Doug Stewart adds: “With Cloudant, we also get the enterprise scalability we need. Although each of our individual customers may be relatively small, we need to be able to support thousands of stores in total—so the fact that Cloudant can scale seamlessly just by adding more nodes to the cluster is a big advantage. And having it all hosted and managed by the IBM Cloud Data Services team means that we can focus on application development, not database administration.”
Revitalizing the retail sector
The impact of Quetzal’s new POS system on small retailers’ ability to compete with big-box stores is immediate. Greg Nacu explains: “It’s like the Moneyball effect in baseball: if you give the little guy the data to make smarter decisions, it helps to cancel out the advantage of the big guy being bigger. Our apps give small business owners access to the kind of analytics that until now, only the largest chains have been able to afford.”
For example, Quetzal can analyze the purchase history of regular customers, and instantly generate a word cloud visualization that shows the sales assistant the types, styles, brands, colors and sizes of clothes or shoes that the customer is likely to be interested in.

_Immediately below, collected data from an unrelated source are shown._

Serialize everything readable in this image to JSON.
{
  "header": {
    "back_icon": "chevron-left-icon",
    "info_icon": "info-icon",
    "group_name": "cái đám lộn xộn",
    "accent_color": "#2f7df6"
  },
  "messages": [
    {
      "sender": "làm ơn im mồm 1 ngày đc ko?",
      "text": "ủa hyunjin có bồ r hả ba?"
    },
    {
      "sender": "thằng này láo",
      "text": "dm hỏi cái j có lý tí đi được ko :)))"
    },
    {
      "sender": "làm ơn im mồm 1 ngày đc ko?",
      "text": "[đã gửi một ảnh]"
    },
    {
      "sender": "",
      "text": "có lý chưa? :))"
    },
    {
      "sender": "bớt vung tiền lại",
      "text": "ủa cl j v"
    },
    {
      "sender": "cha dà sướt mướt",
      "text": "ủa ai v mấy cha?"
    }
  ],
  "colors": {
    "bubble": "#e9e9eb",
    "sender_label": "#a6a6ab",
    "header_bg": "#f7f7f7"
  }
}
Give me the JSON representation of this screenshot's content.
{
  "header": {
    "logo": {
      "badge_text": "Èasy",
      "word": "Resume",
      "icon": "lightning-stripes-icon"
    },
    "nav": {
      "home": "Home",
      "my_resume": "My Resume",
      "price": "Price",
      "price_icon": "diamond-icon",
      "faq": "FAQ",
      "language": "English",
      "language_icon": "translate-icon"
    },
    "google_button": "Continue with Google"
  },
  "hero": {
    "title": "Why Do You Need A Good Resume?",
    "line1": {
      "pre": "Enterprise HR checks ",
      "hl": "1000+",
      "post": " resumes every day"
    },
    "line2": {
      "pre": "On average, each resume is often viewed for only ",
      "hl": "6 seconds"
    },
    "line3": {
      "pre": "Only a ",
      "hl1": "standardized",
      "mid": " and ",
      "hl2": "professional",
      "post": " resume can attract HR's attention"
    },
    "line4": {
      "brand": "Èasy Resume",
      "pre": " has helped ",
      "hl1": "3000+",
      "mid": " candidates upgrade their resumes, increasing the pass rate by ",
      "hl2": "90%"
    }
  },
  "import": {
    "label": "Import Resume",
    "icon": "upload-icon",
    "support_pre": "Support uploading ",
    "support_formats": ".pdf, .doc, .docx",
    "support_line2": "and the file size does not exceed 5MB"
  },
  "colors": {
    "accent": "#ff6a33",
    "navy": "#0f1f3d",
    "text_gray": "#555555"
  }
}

Doug Stewart says: “Imagine someone comes in to buy some shoes or a belt, but their word cloud emphasizes words like ‘black’, ‘Louis Vuitton’ and ‘handbag.’ That’s a clear opportunity to show them the latest collection of bags—and something a sales assistant would likely miss unless they had served that customer before. For businesses that are looking to expand from one or two stores to five or ten, you can’t rely on knowing or remembering every single customer, so this kind of insight is vital to help maintain personalized service as the business grows.”
Similarly, the size and color matrix that is critical for apparel purchasing and inventory management is built into Quetzal at a fundamental level. With a few taps on their iPad screen, a store manager can see what sizes and colors are selling, how many of each are in stock, how long that stock will last at the current rate of sale, and when a new order needs to be placed. Instead of retailers spending hours tracking inventory and forecasting sales in spreadsheets—or simply relying on guesswork and gut-feeling—Quetzal puts all the data at their fingertips, and presents it in a way that is easy to understand and digest.
Doug Stewart comments: “Quetzal is all about making the hard parts of retail easy for smaller players, automating as much as possible, and giving them more time to focus on what they do best. And what Quetzal does for our customers as retailers, Cloudant does for us as software developers: it takes care of a lot of the difficult back-end work, and lets us concentrate on building richer functionality and an even more beautiful and efficient interface.”
Greg Nacu puts the benefits into numbers: “With Cloudant, we can offer a seamless, reliable offline experience—so our support desk sees about 90 percent fewer issues with transaction synchronization than other POS systems we’ve worked on. And IBM’s cloud hosting and management of the Cloudant environment make it about 95 percent cheaper than hosting our own servers at a data center—which helps us keep our solution affordable for even the smallest retailers.
“Furthermore, the flexibility of the schema-less architecture and the JSON document structure mean that our time-to-market for new features can be accelerated massively. For example, we recently introduced a new connector to integrate Quetzal with a third-party e-commerce system’s size and color matrix, and we developed it three times faster than would have been possible with a relational database.”
Doug Stewart concludes: “With IBM’s help, Quetzal is leveling the playing field for smaller retailers by not only bringing enterprise-class analytics tools within their reach, but also making them intuitive and easy to use. Our simple and beautiful design philosophy is obvious from the interface of our iPad app, but it also extends right through our technical architecture—and Cloudant plays a huge role in keeping our solution flexible, scalable and agile from end to end.”